Die Grenzen der Belastbarkeit

Seit in zahlreichen Ländern Westeuropas die Einwanderung zum Normalfall geworden ist, wird darüber gestritten, wieviel an Fremdem eine Gesellschaft vertrage. Anders als jene Mehrheit der (deutschen) Grünen, die offensichtlich auch nur den Gedanken an eine mögliche Begrenzung oder nur Regulierung von Einwanderung für unstatthaft hält, sind wir nicht der Meinung, dies müsse grundsätzlich ein Tabu sein. Jede Einwanderungsgesellschaft (die Vereinigten Staaten sind das beste Beispiel dafür) ist per se eine Konfliktgesellschaft. Es ist (auch das beweist das amerikanische Beispiel, wenn auch nur zum Teil) möglich, diese Konflikte, zivil, demokratisch, friedlich und zum Nutzen der gesamten Gesellschaft auszutragen, aber es gibt diese Konflikte erst einmal: Nicht deswegen, weil die jeweils Einheimischen böswillige Rassisten wären (was sie auch sein können), sondern weil in jeder Einwanderungsgesellschaft Kulturen, Lebensstile und Wertesysteme miteinander in Kontakt kommen, die auf diesen Kontakt nicht vorbereitet sind.

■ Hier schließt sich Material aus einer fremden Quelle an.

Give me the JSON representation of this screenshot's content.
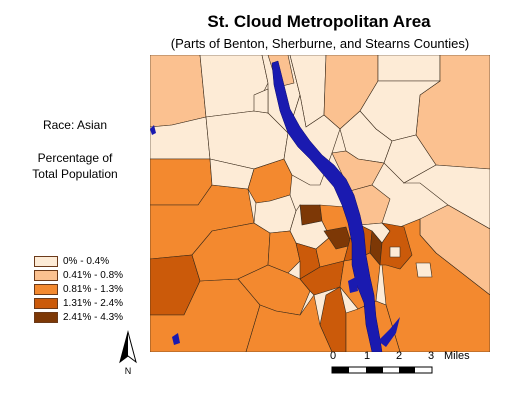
{
  "map": {
    "title": "St. Cloud Metropolitan Area",
    "subtitle": "(Parts of Benton, Sherburne, and Stearns Counties)",
    "variable_label": "Race: Asian",
    "measure_label_line1": "Percentage of",
    "measure_label_line2": "Total Population",
    "north_label": "N",
    "scale": {
      "ticks": [
        "0",
        "1",
        "2",
        "3"
      ],
      "unit": "Miles"
    },
    "river_color": "#1a1ab0",
    "legend": [
      {
        "label": "0% - 0.4%",
        "color": "#fdebd6"
      },
      {
        "label": "0.41% - 0.8%",
        "color": "#fbc190"
      },
      {
        "label": "0.81% - 1.3%",
        "color": "#f3892f"
      },
      {
        "label": "1.31% - 2.4%",
        "color": "#cb5a0a"
      },
      {
        "label": "2.41% - 4.3%",
        "color": "#7d3806"
      }
    ]
  }
}
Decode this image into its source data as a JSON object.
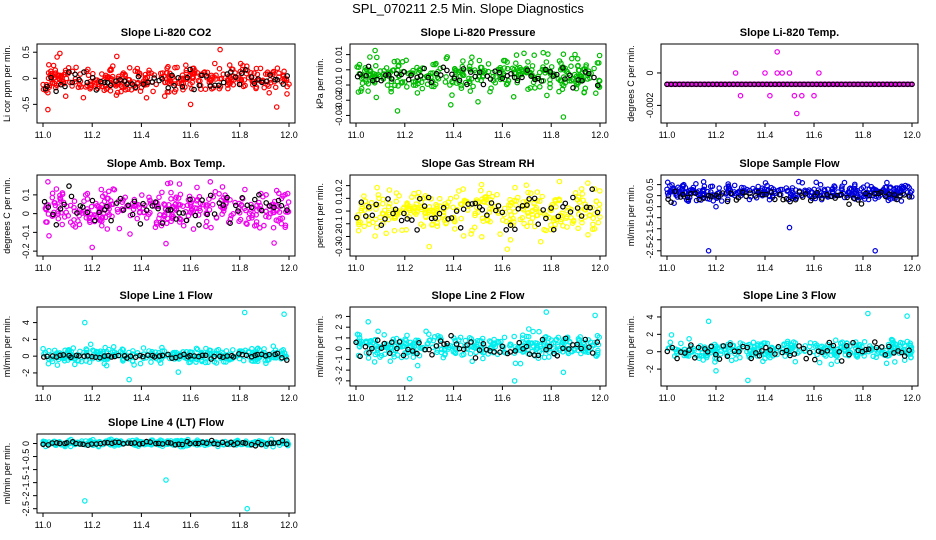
{
  "figure": {
    "title": "SPL_070211  2.5 Min. Slope Diagnostics"
  },
  "chart_data": [
    {
      "type": "scatter",
      "title": "Slope Li-820 CO2",
      "ylabel": "Li cor ppm per min.",
      "xlim": [
        11.0,
        12.0
      ],
      "ylim": [
        -0.8,
        0.6
      ],
      "xticks": [
        11.0,
        11.2,
        11.4,
        11.6,
        11.8,
        12.0
      ],
      "yticks": [
        -0.5,
        0.0,
        0.5
      ],
      "color": "#ff0000",
      "center": -0.02,
      "spread": 0.14,
      "lowCenter": -0.05,
      "lowSpread": 0.1,
      "seed": 11,
      "outliers": [
        [
          11.72,
          0.55
        ],
        [
          11.02,
          -0.6
        ],
        [
          11.95,
          -0.55
        ],
        [
          11.6,
          -0.5
        ],
        [
          11.3,
          0.42
        ]
      ]
    },
    {
      "type": "scatter",
      "title": "Slope Li-820 Pressure",
      "ylabel": "kPa per min.",
      "xlim": [
        11.0,
        12.0
      ],
      "ylim": [
        -0.033,
        0.015
      ],
      "xticks": [
        11.0,
        11.2,
        11.4,
        11.6,
        11.8,
        12.0
      ],
      "yticks": [
        -0.03,
        -0.02,
        -0.01,
        0.0,
        0.01
      ],
      "color": "#00bb00",
      "center": -0.003,
      "spread": 0.0055,
      "lowCenter": -0.003,
      "lowSpread": 0.003,
      "seed": 23,
      "outliers": [
        [
          11.85,
          -0.031
        ],
        [
          11.17,
          -0.027
        ],
        [
          11.5,
          -0.021
        ],
        [
          11.02,
          -0.014
        ]
      ]
    },
    {
      "type": "scatter",
      "title": "Slope Li-820 Temp.",
      "ylabel": "degrees C per min.",
      "xlim": [
        11.0,
        12.0
      ],
      "ylim": [
        -0.0029,
        0.0016
      ],
      "xticks": [
        11.0,
        11.2,
        11.4,
        11.6,
        11.8,
        12.0
      ],
      "yticks": [
        -0.002,
        0.0
      ],
      "color": "#ee00ee",
      "mode": "flat",
      "center": -0.0007,
      "seed": 37,
      "outliers": [
        [
          11.28,
          0.0
        ],
        [
          11.4,
          0.0
        ],
        [
          11.45,
          0.0
        ],
        [
          11.47,
          0.0
        ],
        [
          11.5,
          0.0
        ],
        [
          11.62,
          0.0
        ],
        [
          11.3,
          -0.0014
        ],
        [
          11.42,
          -0.0014
        ],
        [
          11.52,
          -0.0014
        ],
        [
          11.55,
          -0.0014
        ],
        [
          11.6,
          -0.0014
        ],
        [
          11.53,
          -0.0025
        ],
        [
          11.45,
          0.0013
        ]
      ]
    },
    {
      "type": "scatter",
      "title": "Slope Amb. Box Temp.",
      "ylabel": "degrees C per min.",
      "xlim": [
        11.0,
        12.0
      ],
      "ylim": [
        -0.21,
        0.19
      ],
      "xticks": [
        11.0,
        11.2,
        11.4,
        11.6,
        11.8,
        12.0
      ],
      "yticks": [
        -0.2,
        -0.1,
        0.0,
        0.1
      ],
      "color": "#ee00ee",
      "center": 0.02,
      "spread": 0.055,
      "lowCenter": 0.02,
      "lowSpread": 0.045,
      "seed": 41,
      "outliers": [
        [
          11.2,
          -0.18
        ],
        [
          11.68,
          0.17
        ],
        [
          11.5,
          -0.16
        ],
        [
          11.02,
          0.17
        ]
      ]
    },
    {
      "type": "scatter",
      "title": "Slope Gas Stream RH",
      "ylabel": "percent per min.",
      "xlim": [
        11.0,
        12.0
      ],
      "ylim": [
        -0.33,
        0.26
      ],
      "xticks": [
        11.0,
        11.2,
        11.4,
        11.6,
        11.8,
        12.0
      ],
      "yticks": [
        -0.3,
        -0.2,
        -0.1,
        0.0,
        0.1,
        0.2
      ],
      "color": "#ffff00",
      "center": 0.0,
      "spread": 0.085,
      "lowCenter": 0.0,
      "lowSpread": 0.08,
      "seed": 53,
      "outliers": [
        [
          11.62,
          -0.3
        ],
        [
          11.95,
          0.22
        ],
        [
          11.3,
          -0.28
        ]
      ]
    },
    {
      "type": "scatter",
      "title": "Slope Sample Flow",
      "ylabel": "ml/min per min.",
      "xlim": [
        11.0,
        12.0
      ],
      "ylim": [
        -2.6,
        0.8
      ],
      "xticks": [
        11.0,
        11.2,
        11.4,
        11.6,
        11.8,
        12.0
      ],
      "yticks": [
        -2.5,
        -2.0,
        -1.5,
        -1.0,
        -0.5,
        0.0,
        0.5
      ],
      "color": "#0000dd",
      "center": 0.15,
      "spread": 0.17,
      "lowCenter": 0.0,
      "lowSpread": 0.12,
      "seed": 67,
      "outliers": [
        [
          11.17,
          -2.5
        ],
        [
          11.5,
          -1.45
        ],
        [
          11.85,
          -2.5
        ],
        [
          11.2,
          -0.5
        ]
      ]
    },
    {
      "type": "scatter",
      "title": "Slope Line 1 Flow",
      "ylabel": "ml/min per min.",
      "xlim": [
        11.0,
        12.0
      ],
      "ylim": [
        -3.2,
        5.5
      ],
      "xticks": [
        11.0,
        11.2,
        11.4,
        11.6,
        11.8,
        12.0
      ],
      "yticks": [
        -2,
        0,
        2,
        4
      ],
      "color": "#00eeee",
      "center": 0.1,
      "spread": 0.45,
      "lowCenter": 0.0,
      "lowSpread": 0.15,
      "seed": 71,
      "outliers": [
        [
          11.82,
          5.2
        ],
        [
          11.98,
          5.0
        ],
        [
          11.17,
          4.0
        ],
        [
          11.35,
          -2.8
        ],
        [
          11.55,
          -1.9
        ]
      ]
    },
    {
      "type": "scatter",
      "title": "Slope Line 2 Flow",
      "ylabel": "ml/min per min.",
      "xlim": [
        11.0,
        12.0
      ],
      "ylim": [
        -3.2,
        3.6
      ],
      "xticks": [
        11.0,
        11.2,
        11.4,
        11.6,
        11.8,
        12.0
      ],
      "yticks": [
        -3,
        -2,
        -1,
        0,
        1,
        2,
        3
      ],
      "color": "#00eeee",
      "center": 0.25,
      "spread": 0.55,
      "lowCenter": 0.1,
      "lowSpread": 0.55,
      "seed": 83,
      "outliers": [
        [
          11.22,
          -2.8
        ],
        [
          11.65,
          -3.0
        ],
        [
          11.78,
          3.4
        ],
        [
          11.98,
          3.1
        ],
        [
          11.85,
          -2.2
        ],
        [
          11.05,
          2.5
        ]
      ]
    },
    {
      "type": "scatter",
      "title": "Slope Line 3 Flow",
      "ylabel": "ml/min per min.",
      "xlim": [
        11.0,
        12.0
      ],
      "ylim": [
        -3.6,
        4.8
      ],
      "xticks": [
        11.0,
        11.2,
        11.4,
        11.6,
        11.8,
        12.0
      ],
      "yticks": [
        -2,
        0,
        2,
        4
      ],
      "color": "#00eeee",
      "center": 0.1,
      "spread": 0.6,
      "lowCenter": 0.1,
      "lowSpread": 0.5,
      "seed": 97,
      "outliers": [
        [
          11.33,
          -3.3
        ],
        [
          11.98,
          4.1
        ],
        [
          11.17,
          3.5
        ],
        [
          11.2,
          -2.2
        ],
        [
          11.82,
          4.4
        ]
      ]
    },
    {
      "type": "scatter",
      "title": "Slope Line 4 (LT) Flow",
      "ylabel": "ml/min per min.",
      "xlim": [
        11.0,
        12.0
      ],
      "ylim": [
        -2.55,
        0.25
      ],
      "xticks": [
        11.0,
        11.2,
        11.4,
        11.6,
        11.8,
        12.0
      ],
      "yticks": [
        -2.5,
        -2.0,
        -1.5,
        -1.0,
        -0.5,
        0.0
      ],
      "color": "#00eeee",
      "center": 0.02,
      "spread": 0.055,
      "lowCenter": 0.0,
      "lowSpread": 0.04,
      "seed": 101,
      "outliers": [
        [
          11.17,
          -2.2
        ],
        [
          11.5,
          -1.4
        ],
        [
          11.83,
          -2.5
        ]
      ]
    }
  ]
}
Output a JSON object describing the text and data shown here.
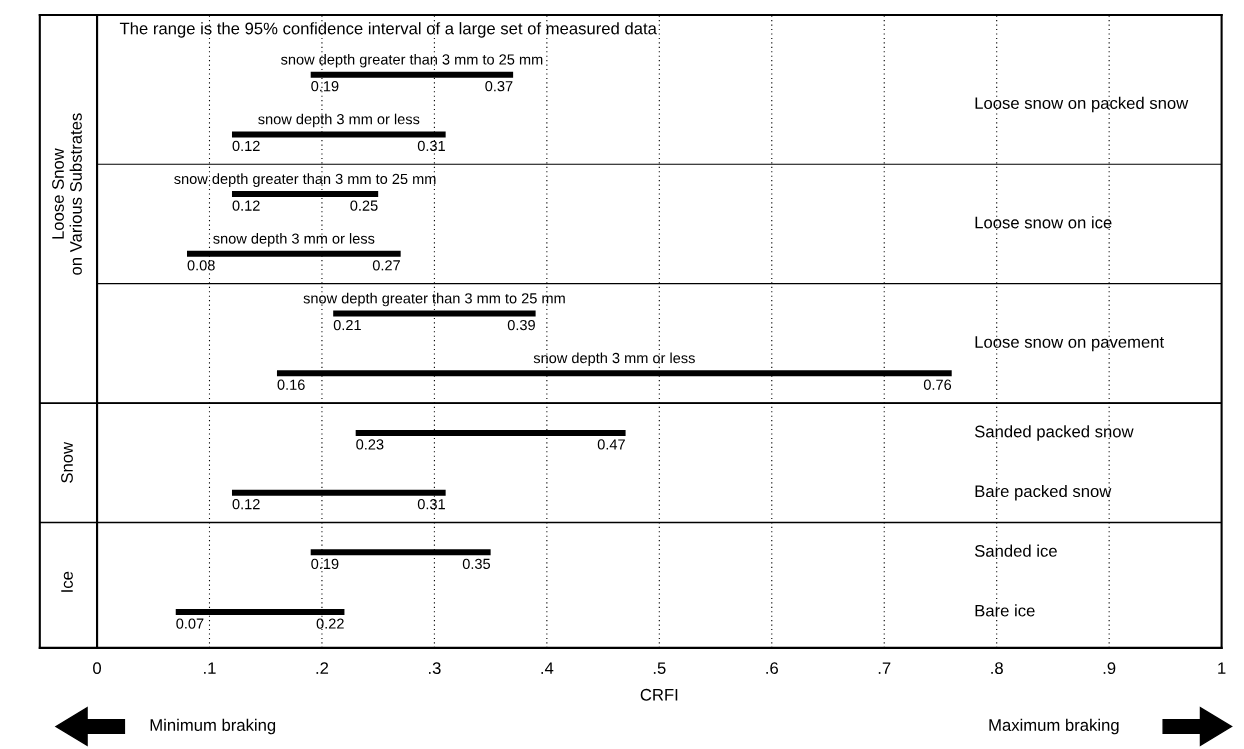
{
  "chart_data": {
    "type": "bar",
    "orientation": "horizontal",
    "xlabel": "CRFI",
    "categories": [
      "snow depth greater than 3 mm to 25 mm",
      "snow depth 3 mm or less",
      "snow depth greater than 3 mm to 25 mm",
      "snow depth 3 mm or less",
      "snow depth greater than 3 mm to 25 mm",
      "snow depth 3 mm or less",
      "Sanded packed snow",
      "Bare packed snow",
      "Sanded ice",
      "Bare ice"
    ],
    "base": [
      0.19,
      0.12,
      0.12,
      0.08,
      0.21,
      0.16,
      0.23,
      0.12,
      0.19,
      0.07
    ],
    "values": [
      0.18,
      0.19,
      0.13,
      0.19,
      0.18,
      0.6,
      0.24,
      0.19,
      0.16,
      0.15
    ],
    "value_labels": [
      "0.37",
      "0.31",
      "0.25",
      "0.27",
      "0.39",
      "0.76",
      "0.47",
      "0.31",
      "0.35",
      "0.22"
    ],
    "color": "#000000",
    "xlim": [
      0,
      1
    ],
    "xticks": [
      0,
      {
        "value": 0.1,
        "label": ".1"
      },
      {
        "value": 0.2,
        "label": ".2"
      },
      {
        "value": 0.3,
        "label": ".3"
      },
      {
        "value": 0.4,
        "label": ".4"
      },
      {
        "value": 0.5,
        "label": ".5"
      },
      {
        "value": 0.6,
        "label": ".6"
      },
      {
        "value": 0.7,
        "label": ".7"
      },
      {
        "value": 0.8,
        "label": ".8"
      },
      {
        "value": 0.9,
        "label": ".9"
      },
      1
    ],
    "grid": "x",
    "tick_labels": "x",
    "annotations": [
      "The range is the 95% confidence interval of a large set of measured data",
      "Loose snow on packed snow",
      "Loose snow on ice",
      "Loose snow on pavement",
      "Loose Snow\non Various Substrates",
      "Snow",
      "Ice",
      "Minimum braking",
      "Maximum braking",
      "0.19",
      "0.12",
      "0.12",
      "0.08",
      "0.21",
      "0.16",
      "0.23",
      "0.12",
      "0.19",
      "0.07"
    ]
  }
}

Und es ist sehr wohl vorstellbar, dass in diesen Konflikten derart schwer Vereinbares aufeinander stößt, dass die betreffende Gesellschaft nicht in der Lage ist, auf demokratische Weise damit umzugehen - gerade dann nicht, wenn sie ohnehin schon mit anderen Problemen ökonomischer, kultureller oder religiöser Natur konfrontiert ist. Die ganz unbestreitbare, skandalöse Ungerechtigkeit in der Verteilung des Wohlstands auf der Welt darf daher nicht zum Anlass genommen werden, die Einwanderung als gerechte Strafe für das räuberische Glück der hochentwickelten Länder, als Vergeltungsschlag der Dritten Welt gegen die Zitadellen des Kolonialismus zu begrüßen. Mit einer Destabilisierung der westlichen Länder wäre im übrigen niemanden gedient, dem Westen sowenig wie der Dritten Welt.

Es muss also den Immigrationsgesellschaften erlaubt sein, über mögliche Grenzen der Einwanderung nachzudenken. Freilich sollte man dabei nie vergessen, dass es sich hier um ein brandgefährliches Thema handelt, über das sinnvoll, d.h. in demokratischen Bahnen, nur dann geredet und verhandelt werden kann, wenn es einen breiten gesellschaftlichen Konsens gibt, dass der populistische Kurzschluss aus dem Widerstreit der Argumente grundsätzlich ausgeschlossen bleibt. Die Gründe dafür sind bekannt. Immer wieder ist es Nationalisten, autoritären Regimen sowie Propagandisten einfacher Weltbilder in den letzten hundert Jahren gelungen, die Diskriminierung, Ausschaltung und Vernichtung von Minderheiten als einfache Lösung sehr schwieriger Probleme plausibel zu machen.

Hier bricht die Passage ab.